Con esa fea manía de extrañar lo perdido, te absorbo poco a poco en el humo azuloso que se encrespa en mi cuerpo, que ensaña el filo de sus dientes en mis pulmones, mis piernas, mi corazón. Con esa fea manía de la que no puedo desprenderme, te miro poco a poco en el espacio vacío y te adivino sentada, inclinada sobre el mueble en el que remiendas insaciable la misma camisa, amarillenta por el uso.
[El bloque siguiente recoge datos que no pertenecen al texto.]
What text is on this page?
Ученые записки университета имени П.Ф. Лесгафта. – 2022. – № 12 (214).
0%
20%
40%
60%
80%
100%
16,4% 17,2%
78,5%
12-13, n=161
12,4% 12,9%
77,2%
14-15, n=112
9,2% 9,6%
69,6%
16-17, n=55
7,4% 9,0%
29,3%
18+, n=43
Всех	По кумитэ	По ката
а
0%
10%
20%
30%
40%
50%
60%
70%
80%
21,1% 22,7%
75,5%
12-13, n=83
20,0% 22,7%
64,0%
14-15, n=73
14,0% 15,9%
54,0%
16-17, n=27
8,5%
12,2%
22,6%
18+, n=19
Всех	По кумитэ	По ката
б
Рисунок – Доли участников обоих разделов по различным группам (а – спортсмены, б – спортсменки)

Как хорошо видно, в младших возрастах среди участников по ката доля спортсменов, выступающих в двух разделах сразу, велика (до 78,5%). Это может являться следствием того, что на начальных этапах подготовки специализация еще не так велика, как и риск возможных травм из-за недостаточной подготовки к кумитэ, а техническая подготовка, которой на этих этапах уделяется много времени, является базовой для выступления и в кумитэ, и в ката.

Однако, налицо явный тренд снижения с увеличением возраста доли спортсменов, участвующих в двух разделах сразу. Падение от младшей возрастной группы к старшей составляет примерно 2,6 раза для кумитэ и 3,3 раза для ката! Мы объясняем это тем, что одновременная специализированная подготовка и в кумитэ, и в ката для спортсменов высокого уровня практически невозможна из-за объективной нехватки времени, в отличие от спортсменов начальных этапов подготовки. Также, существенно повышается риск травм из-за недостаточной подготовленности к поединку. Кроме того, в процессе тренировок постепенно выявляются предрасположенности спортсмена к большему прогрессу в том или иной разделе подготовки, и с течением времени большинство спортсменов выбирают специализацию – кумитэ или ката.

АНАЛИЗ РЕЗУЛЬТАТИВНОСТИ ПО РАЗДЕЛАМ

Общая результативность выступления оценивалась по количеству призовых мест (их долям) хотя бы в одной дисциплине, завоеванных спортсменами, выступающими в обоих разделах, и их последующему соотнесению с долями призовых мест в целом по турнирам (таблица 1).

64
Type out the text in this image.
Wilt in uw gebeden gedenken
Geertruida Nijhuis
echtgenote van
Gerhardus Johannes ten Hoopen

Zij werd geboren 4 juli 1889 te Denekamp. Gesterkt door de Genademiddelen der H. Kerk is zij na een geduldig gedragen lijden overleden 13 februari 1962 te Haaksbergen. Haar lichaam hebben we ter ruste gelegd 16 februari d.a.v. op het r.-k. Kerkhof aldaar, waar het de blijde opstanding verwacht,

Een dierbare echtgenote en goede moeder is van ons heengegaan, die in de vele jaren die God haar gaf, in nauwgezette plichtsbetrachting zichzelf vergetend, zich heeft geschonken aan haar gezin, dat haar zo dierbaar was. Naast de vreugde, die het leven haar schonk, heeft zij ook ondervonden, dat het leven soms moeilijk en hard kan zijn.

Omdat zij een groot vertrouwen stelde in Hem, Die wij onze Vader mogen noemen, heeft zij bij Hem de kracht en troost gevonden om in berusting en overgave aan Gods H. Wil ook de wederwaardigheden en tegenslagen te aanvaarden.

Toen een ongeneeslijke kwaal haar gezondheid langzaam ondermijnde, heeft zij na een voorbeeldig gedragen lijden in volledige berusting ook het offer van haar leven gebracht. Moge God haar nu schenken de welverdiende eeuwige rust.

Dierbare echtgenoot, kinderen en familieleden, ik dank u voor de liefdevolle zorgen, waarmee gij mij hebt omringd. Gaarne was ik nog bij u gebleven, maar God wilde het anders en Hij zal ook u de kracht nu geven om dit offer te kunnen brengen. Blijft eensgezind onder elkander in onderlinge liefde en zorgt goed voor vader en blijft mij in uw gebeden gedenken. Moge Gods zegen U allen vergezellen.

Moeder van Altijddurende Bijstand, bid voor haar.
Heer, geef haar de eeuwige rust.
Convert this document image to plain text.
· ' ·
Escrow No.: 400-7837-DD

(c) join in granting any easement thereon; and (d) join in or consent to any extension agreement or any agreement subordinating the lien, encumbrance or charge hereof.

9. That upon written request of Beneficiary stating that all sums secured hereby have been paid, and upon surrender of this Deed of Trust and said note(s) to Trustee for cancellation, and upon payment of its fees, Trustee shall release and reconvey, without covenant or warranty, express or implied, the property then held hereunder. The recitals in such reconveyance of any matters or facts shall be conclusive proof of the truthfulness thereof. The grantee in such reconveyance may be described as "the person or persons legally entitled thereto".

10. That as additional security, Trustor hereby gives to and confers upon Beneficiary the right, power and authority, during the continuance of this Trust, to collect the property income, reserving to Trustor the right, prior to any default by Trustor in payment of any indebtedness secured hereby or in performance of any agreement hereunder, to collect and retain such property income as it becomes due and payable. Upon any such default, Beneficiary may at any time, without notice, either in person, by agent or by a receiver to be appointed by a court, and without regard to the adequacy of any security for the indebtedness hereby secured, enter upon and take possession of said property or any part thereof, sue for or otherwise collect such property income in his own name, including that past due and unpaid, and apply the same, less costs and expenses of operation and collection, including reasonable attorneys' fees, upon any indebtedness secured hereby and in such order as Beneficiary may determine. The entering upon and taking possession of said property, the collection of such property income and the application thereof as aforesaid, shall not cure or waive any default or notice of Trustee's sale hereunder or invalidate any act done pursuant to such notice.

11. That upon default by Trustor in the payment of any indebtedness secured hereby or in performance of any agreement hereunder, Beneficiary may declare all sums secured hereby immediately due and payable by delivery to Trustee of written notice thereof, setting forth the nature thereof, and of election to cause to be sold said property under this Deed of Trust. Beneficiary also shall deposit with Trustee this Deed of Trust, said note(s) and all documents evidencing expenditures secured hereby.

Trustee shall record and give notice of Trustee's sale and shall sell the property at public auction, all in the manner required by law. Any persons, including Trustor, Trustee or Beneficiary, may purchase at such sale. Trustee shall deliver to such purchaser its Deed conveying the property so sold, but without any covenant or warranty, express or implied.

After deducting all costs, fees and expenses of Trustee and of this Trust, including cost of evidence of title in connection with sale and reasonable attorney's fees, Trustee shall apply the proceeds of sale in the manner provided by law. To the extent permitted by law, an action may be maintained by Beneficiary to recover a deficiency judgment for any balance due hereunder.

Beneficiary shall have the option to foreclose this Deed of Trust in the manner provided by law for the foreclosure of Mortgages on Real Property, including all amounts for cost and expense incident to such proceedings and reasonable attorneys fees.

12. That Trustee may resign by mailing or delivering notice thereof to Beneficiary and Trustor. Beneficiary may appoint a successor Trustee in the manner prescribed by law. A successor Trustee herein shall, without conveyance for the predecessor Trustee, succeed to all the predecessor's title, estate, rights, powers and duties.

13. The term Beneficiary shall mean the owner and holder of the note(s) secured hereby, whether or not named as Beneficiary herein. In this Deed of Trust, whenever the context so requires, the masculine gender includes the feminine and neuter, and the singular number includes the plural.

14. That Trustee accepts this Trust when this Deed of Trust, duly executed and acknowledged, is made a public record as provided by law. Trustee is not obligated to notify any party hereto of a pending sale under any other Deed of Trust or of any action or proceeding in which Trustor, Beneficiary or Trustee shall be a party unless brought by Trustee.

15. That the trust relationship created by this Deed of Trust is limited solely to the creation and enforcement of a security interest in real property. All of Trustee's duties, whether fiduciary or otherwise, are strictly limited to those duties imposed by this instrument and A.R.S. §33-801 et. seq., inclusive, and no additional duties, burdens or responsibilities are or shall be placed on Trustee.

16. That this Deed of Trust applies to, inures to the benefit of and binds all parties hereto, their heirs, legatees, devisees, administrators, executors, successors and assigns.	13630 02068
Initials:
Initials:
Puedo verte, como siempre, puntada tras puntada, tras puntada en la tela ocre de mi alma. Acá pones el botón que falta, allá cierras el agujero de una muerte pasada y la recuerdas a poco mientras vas llenando las grietas y llevándote todo lo pasado. No me miras. De cuando en cuando, revisas el trabajo, descubriendo una nueva mancha, un nuevo abismo, un nuevo rostro, podría pensar que te levantarás por un café, que te cansarás del remiendo, que por fin le rehuirás a las viejas grietas del alma que arrastro por las calles.
Pero no.
Puntada tras puntada, tras puntada.
Desde el suelo, mirándote apenas, el fuego ufano de la colilla que sostengo entre mis dedos abre un nuevo agujero a la tela con la nitidez asombrosa de lo predecible. Otra grieta. En tu noble oficio y con la inutilidad atávica de los remiendos en lo inservible extiendes por otra vez mi alma sobre el mueble.
Por un instante, mi madre es quien pega los botones y sonríe resignada a las abolladuras. Pero ahora falta poco. Tú de nuevo y sin mirarme acaso, encontrarás la pesada mancha de lo usado, mirándote a los ojos con fijación inexplicable, de nuevo en el manto de la Verónica.